Use placement and key website elements

When you walk into a school, you expect to see an office near the main entrance, classrooms in hallways, and a cafeteria on site. Website visitors also expect to see certain visual elements throughout your site. Including these expected visual elements helps create a more user-friendly and visually-pleasing website.

  • 98% of visitors expect a logo on the top left of a website page which links to the homepage. 
  • 88% of visitors expect main navigation across the top.
  • 78% of visitors expect a search bar on the top right.
  • 72% of visitors expect contact information in the footer.

Create visual hierarchies

Our brains follow certain patterns and habits when consuming content. When reading a book in English, for example, our eyes automatically read from top-to-bottom and left-to-right. The same thing happens with websites. Visitors typically scan a website instead of reading every word. To accommodate that flow, it's important to build a visual hierarchy. The two most popular ways to create a hierarchy are the F Pattern and the Z Pattern.

The F pattern works best for information-heavy websites.
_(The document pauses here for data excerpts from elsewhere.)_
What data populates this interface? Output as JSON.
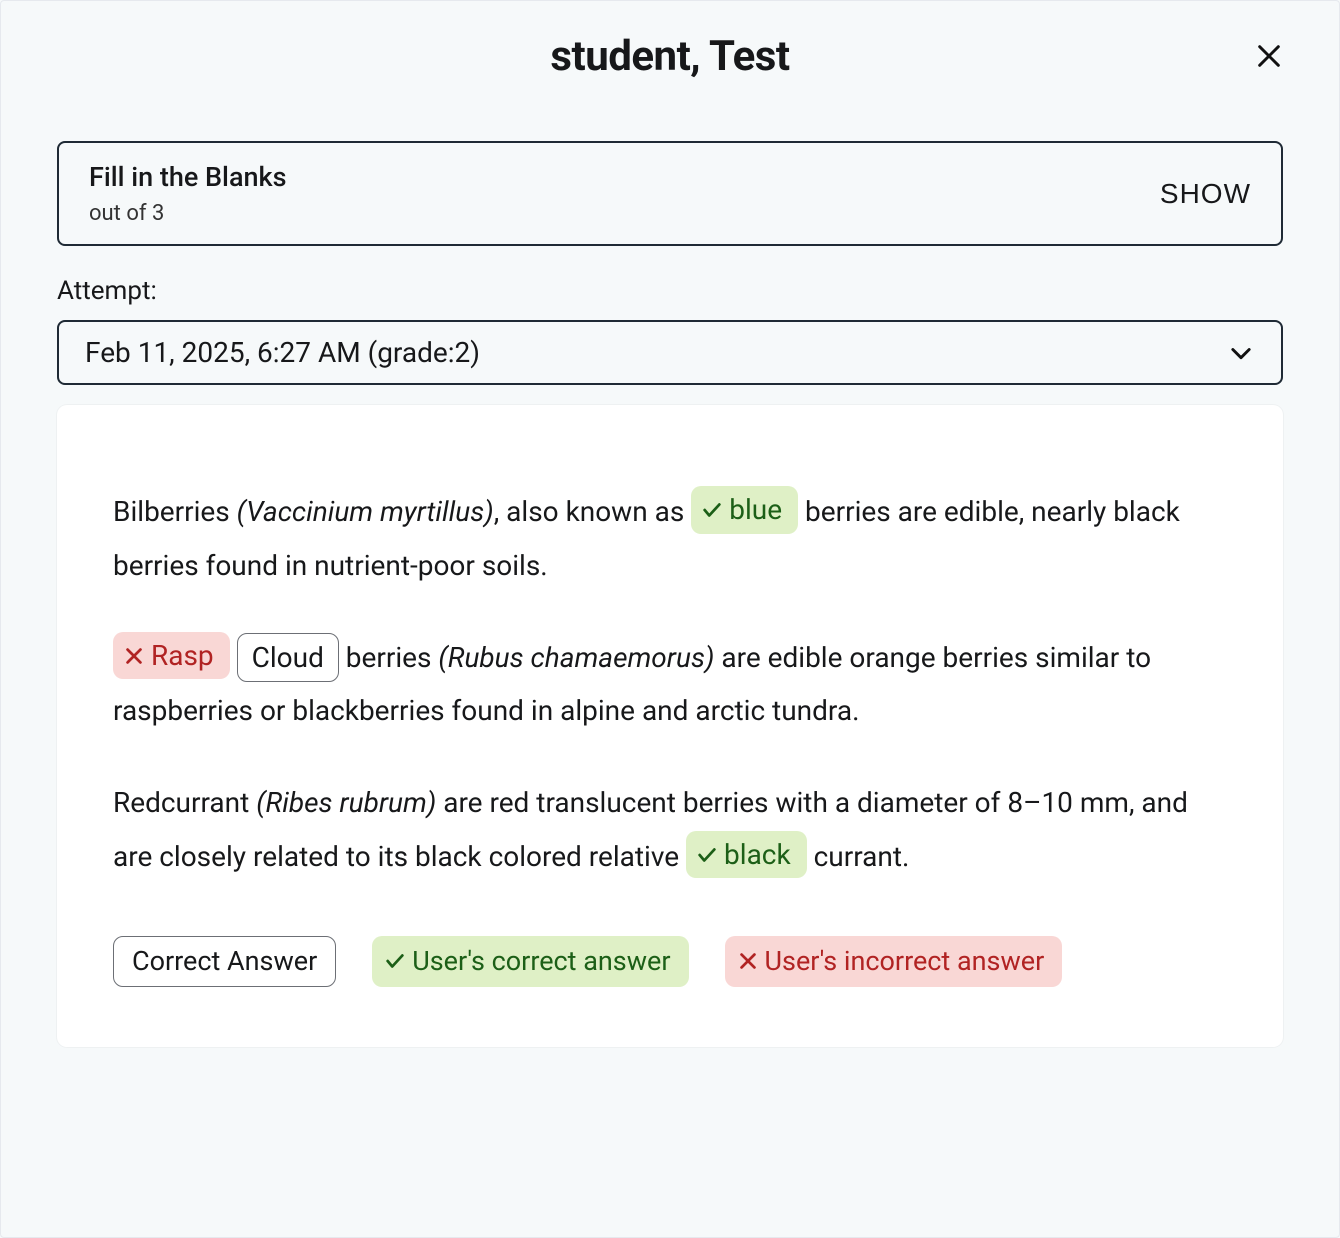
{
  "header": {
    "title": "student, Test"
  },
  "question_bar": {
    "title": "Fill in the Blanks",
    "sub": "out of 3",
    "show_label": "SHOW"
  },
  "attempt": {
    "label": "Attempt:",
    "selected": "Feb 11, 2025, 6:27 AM (grade:2)"
  },
  "passage": {
    "p1": {
      "a": "Bilberries ",
      "i": "(Vaccinium myrtillus)",
      "b": ", also known as ",
      "blank": "blue",
      "blank_status": "correct",
      "c": " berries are edible, nearly black berries found in nutrient-poor soils."
    },
    "p2": {
      "blank_user": "Rasp",
      "blank_user_status": "incorrect",
      "blank_correct": "Cloud",
      "a": " berries ",
      "i": "(Rubus chamaemorus)",
      "b": " are edible orange berries similar to raspberries or blackberries found in alpine and arctic tundra."
    },
    "p3": {
      "a": "Redcurrant ",
      "i": "(Ribes rubrum)",
      "b": " are red translucent berries with a diameter of 8–10 mm, and are closely related to its black colored relative ",
      "blank": "black",
      "blank_status": "correct",
      "c": " currant."
    }
  },
  "legend": {
    "correct_answer": "Correct Answer",
    "user_correct": "User's correct answer",
    "user_incorrect": "User's incorrect answer"
  }
}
The design flows from left-to-right, top-to-bottom, and is very conventional.

The Z pattern works best for websites that don't have a lot of information. It allows users to skim from your logo at the top left, through your navigation, down to your first important piece of information, and then across the page.

When choosing your hierarchy and pattern, remember the main goal is to guide visitors to the important areas of your website. Use color, spacing, and sizing to help break up your information and highlight areas of interest.